Menurut Rieke, kondisi tersebut bertentangan dengan semangat perlindungan anak.
“Kalau menyangkut relasi kuasa, baik guru maupun pihak yang memiliki otoritas terhadap anak, hukuman justru dapat diperberat, bukan diselesaikan dengan perdamaian (restorative justice),” tegas Rieke.
Hal itu disampaikan Rieke, di Kompleks Parlemen, Senayan, Jakarta, Kamis, menjelang peringatan Hari Anak Nasional yang diperingati setiap 23 Juli.
Dia menegaskan, penanganan kasus kekerasan seksual terhadap anak harus dilakukan secara tegas tanpa membuka ruang penyelesaian melalui mekanisme restorative justice.
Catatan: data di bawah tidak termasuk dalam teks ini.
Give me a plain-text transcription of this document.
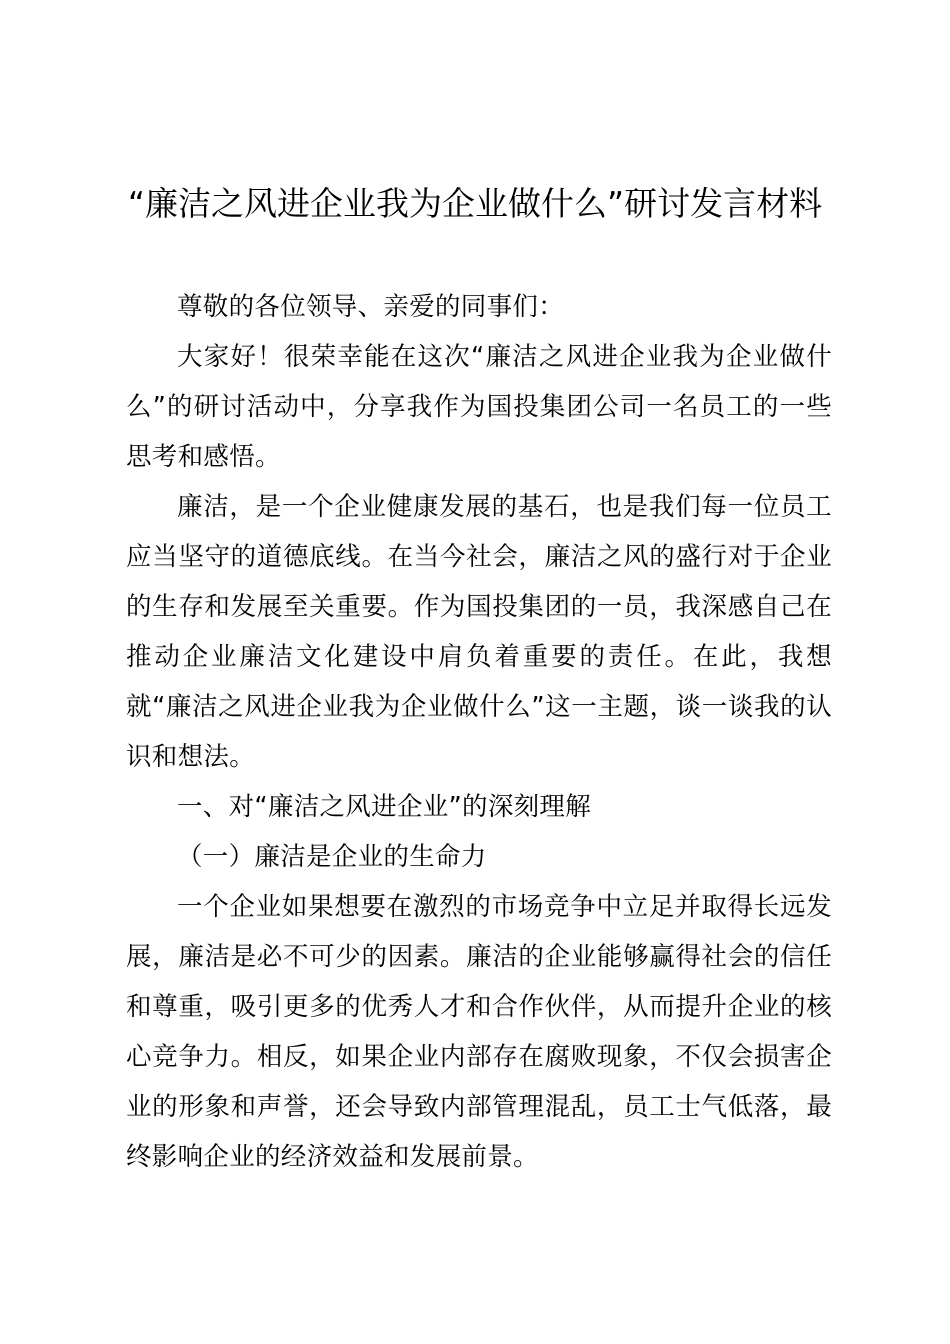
“廉洁之风进企业我为企业做什么”研讨发言材料

尊敬的各位领导、亲爱的同事们：

大家好！很荣幸能在这次“廉洁之风进企业我为企业做什么”的研讨活动中，分享我作为国投集团公司一名员工的一些思考和感悟。

廉洁，是一个企业健康发展的基石，也是我们每一位员工应当坚守的道德底线。在当今社会，廉洁之风的盛行对于企业的生存和发展至关重要。作为国投集团的一员，我深感自己在推动企业廉洁文化建设中肩负着重要的责任。在此，我想就“廉洁之风进企业我为企业做什么”这一主题，谈一谈我的认识和想法。

一、对“廉洁之风进企业”的深刻理解

（一）廉洁是企业的生命力

一个企业如果想要在激烈的市场竞争中立足并取得长远发展，廉洁是必不可少的因素。廉洁的企业能够赢得社会的信任和尊重，吸引更多的优秀人才和合作伙伴，从而提升企业的核心竞争力。相反，如果企业内部存在腐败现象，不仅会损害企业的形象和声誉，还会导致内部管理混乱，员工士气低落，最终影响企业的经济效益和发展前景。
Menurutnya, negara wajib memberikan perlindungan maksimal kepada anak sebagai korban, terlebih apabila pelaku memiliki relasi kuasa terhadap korban.“Perlindungan terhadap anak sebagai korban harus ditegakkan. Tidak ada yang namanya restorative justice, apalagi untuk kasus kekerasan seksual, baik di lingkungan pendidikan berbasis keagamaan maupun di lingkungan pendidikan pada umumnya,” tegas Rieke.
Politisi Fraksi PDI Perjuangan itu menilai, maraknya kasus kekerasan seksual di lingkungan pendidikan, merupakan kondisi yang sangat memprihatinkan.
Padahal, menurutnya, sekolah maupun lembaga pendidikan keagamaan semestinya menjadi tempat yang aman bagi anak untuk belajar dan membangun karakter.
Rieke meminta aparat penegak hukum, menangani setiap perkara kekerasan terhadap anak secara profesional dan bebas dari praktik transaksional.